A bicha era supersticiosa, tinha todo um ritual antes de sair. Por isso sempre passava na minha casa pra “esquentar”. Nosso aquecimento era simples: Cuba Livre bem forte pra dar uma calibrada, ele colocava um CD, começava a dançar – eu sempre ria horrores, afinal de contas, aquele viado todo arrumadinho, cheio de gel no cabelo, super perfumado, com um copo na mão, rebolando sem parar no meu quarto, era no mínimo engraçado – e depois fazia um negócio super estranho – mas quem era eu pra duvidar da crendice alheia? Principalmente se parecia dar certo? – acendia um incenso horrível, daqueles que chega a ser fedido de tão doce: Cupido. Sim, esse era o nome, pode acreditar! Pois então... ele pegava esse incenso e passava no corpo inteiro, se benzendo, sei lá... Depois passava em mim e... Voilá! Prontos e batizados!

Auto sugestão ou verdade, o negócio funcionava, porque nós nunca saíamos da boate desacompanhados.

Depois dessa simpatia toda, entramos na boate onde Verônica e eu tínhamos marcado. Ela ainda não tinha chegado. Não que estivesse atrasada. A bicha apressada tinha me obrigado a chegar meia hora mais cedo.

Como eu não acredito em perda de tempo, fiz muito mais do que esperar. Estava olhando em volta, fazendo o reconhecimento das possibilidades quando... Dei de cara com uma garota que eu detestava. Porque ela dava em cima da Cláudia.

Ela estava me olhando e sorriu. Não sorri de volta, na verdade cheguei a virar a cara. Mas ela se aproximou, estranhamente simpática:

- Oi!

- Oi.

Respondi, nada entusiasmada e ainda de cara fechada. Ela prosseguiu:

- Você e a Cláudia... Se separaram, né?

Tem momentos em que percebemos perfeitamente o quanto a realidade é uma ilusão. Quando todo e qualquer tipo de verdade parece ser tão... Absolutamente surreal.

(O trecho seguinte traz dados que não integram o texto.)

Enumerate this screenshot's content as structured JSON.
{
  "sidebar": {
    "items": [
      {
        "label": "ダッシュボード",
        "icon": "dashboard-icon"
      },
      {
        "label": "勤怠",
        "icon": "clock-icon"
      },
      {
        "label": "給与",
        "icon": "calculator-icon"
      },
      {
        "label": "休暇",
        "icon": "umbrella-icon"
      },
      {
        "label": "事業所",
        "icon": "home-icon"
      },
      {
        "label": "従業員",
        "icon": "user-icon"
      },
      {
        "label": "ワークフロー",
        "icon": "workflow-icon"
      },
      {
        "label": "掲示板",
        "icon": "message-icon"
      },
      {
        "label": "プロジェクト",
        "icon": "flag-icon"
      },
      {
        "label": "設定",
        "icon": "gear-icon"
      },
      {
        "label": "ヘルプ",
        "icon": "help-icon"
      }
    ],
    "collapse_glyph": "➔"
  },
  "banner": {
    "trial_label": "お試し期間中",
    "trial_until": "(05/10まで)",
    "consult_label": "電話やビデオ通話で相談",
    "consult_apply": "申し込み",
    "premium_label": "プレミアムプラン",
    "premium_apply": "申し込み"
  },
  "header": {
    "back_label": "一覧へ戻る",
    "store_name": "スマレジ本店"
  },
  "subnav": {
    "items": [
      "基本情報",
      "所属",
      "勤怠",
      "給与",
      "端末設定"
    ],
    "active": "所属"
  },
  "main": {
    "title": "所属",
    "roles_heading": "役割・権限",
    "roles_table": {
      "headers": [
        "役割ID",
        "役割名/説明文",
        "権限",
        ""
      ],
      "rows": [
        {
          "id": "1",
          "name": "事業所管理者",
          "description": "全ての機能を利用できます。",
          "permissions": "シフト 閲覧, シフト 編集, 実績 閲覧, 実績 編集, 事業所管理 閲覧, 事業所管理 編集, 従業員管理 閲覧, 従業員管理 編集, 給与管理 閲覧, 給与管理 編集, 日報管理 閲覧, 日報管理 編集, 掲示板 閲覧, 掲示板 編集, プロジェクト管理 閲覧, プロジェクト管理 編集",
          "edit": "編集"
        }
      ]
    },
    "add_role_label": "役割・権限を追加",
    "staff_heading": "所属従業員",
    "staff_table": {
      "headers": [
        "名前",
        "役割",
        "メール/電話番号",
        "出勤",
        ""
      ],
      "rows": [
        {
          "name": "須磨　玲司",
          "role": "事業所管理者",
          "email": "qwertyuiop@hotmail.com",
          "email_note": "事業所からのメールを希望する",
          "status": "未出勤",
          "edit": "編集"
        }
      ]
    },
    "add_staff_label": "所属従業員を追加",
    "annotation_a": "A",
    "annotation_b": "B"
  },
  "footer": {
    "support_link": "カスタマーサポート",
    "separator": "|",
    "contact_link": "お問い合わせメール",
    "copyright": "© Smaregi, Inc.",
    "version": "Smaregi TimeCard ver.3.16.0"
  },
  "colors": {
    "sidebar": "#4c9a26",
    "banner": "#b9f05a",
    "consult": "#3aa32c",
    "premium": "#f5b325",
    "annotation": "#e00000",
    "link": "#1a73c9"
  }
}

No caso, a garota era um exemplo de falta de tato total. Minha resposta foi seca e rápida:

- É.

- Que ótimo!

Foi a resposta i-na-cre-di-tá-vel!

Tudo bem, ela estava feliz por meu casamento ter acabado abrindo caminho pra ela investir na minha ex, mas... Não podia ao menos disfarçar?

Antes que pudesse expressar o que estava pensando, veio a frase bombástica, que eu não esperava:

- Quem sabe agora você me dá bola?

Como assim? Alguma coisa ali estava muito errada. Minha cara de perplexidade deve ter sido indisfarçável. Porque ela disse:

- Vai dizer que você não sabe?

Saber o que? Onde eu estava? Em “O Processo” de Kafka?

- A Cláudia chegou a me ameaçar...

Eu ri. Sem querer. Do quanto eu era retardada. Realmente, eu nunca tinha percebido. Na verdade eu sempre a evitava. Porque pra mim, ela estava interessada na Cláudia. Aliás, a própria Cláudia tinha me dito.

De uma só vez, todas as peças do quebra-cabeça se encaixaram. Não sabia se batia palmas pra Cláudia – tinha que admitir que tinha sido uma jogada de mestre! – ou a matava. Nenhuma das duas, claro. Que se danasse a Cláudia. Ela era passado.

Preferi olhar pra garota, pela primeira vez de verdade. Com um sorriso que deixava claro que poderia rolar.

- A Cláudia me disse que se eu chegasse perto de você me arrebentava.

- Engraçado. Ela me disse que você estava a fim dela.

Fomos aproximando nossas bocas lentamente:

- Que filha da puta!

- Escrota, mas genial.

- Você ainda é apaixonada por ela?

- Isso importa?

- Na verdade...

Ela sussurrou uma última palavra:

- Não.

Antes que nossos lábios se colassem.



Porque será que tem momentos em que a gente sabe que está fazendo merda, mas não consegue evitar?

Parece que uma força muito maior – aquela enganosa sensação de prazer e satisfação imediata – que nos deixa completamente desprovidos de forças para lutar. Exatamente esses acabam sendo aqueles momentos que sentimos vontade de voltar atrás para mudar.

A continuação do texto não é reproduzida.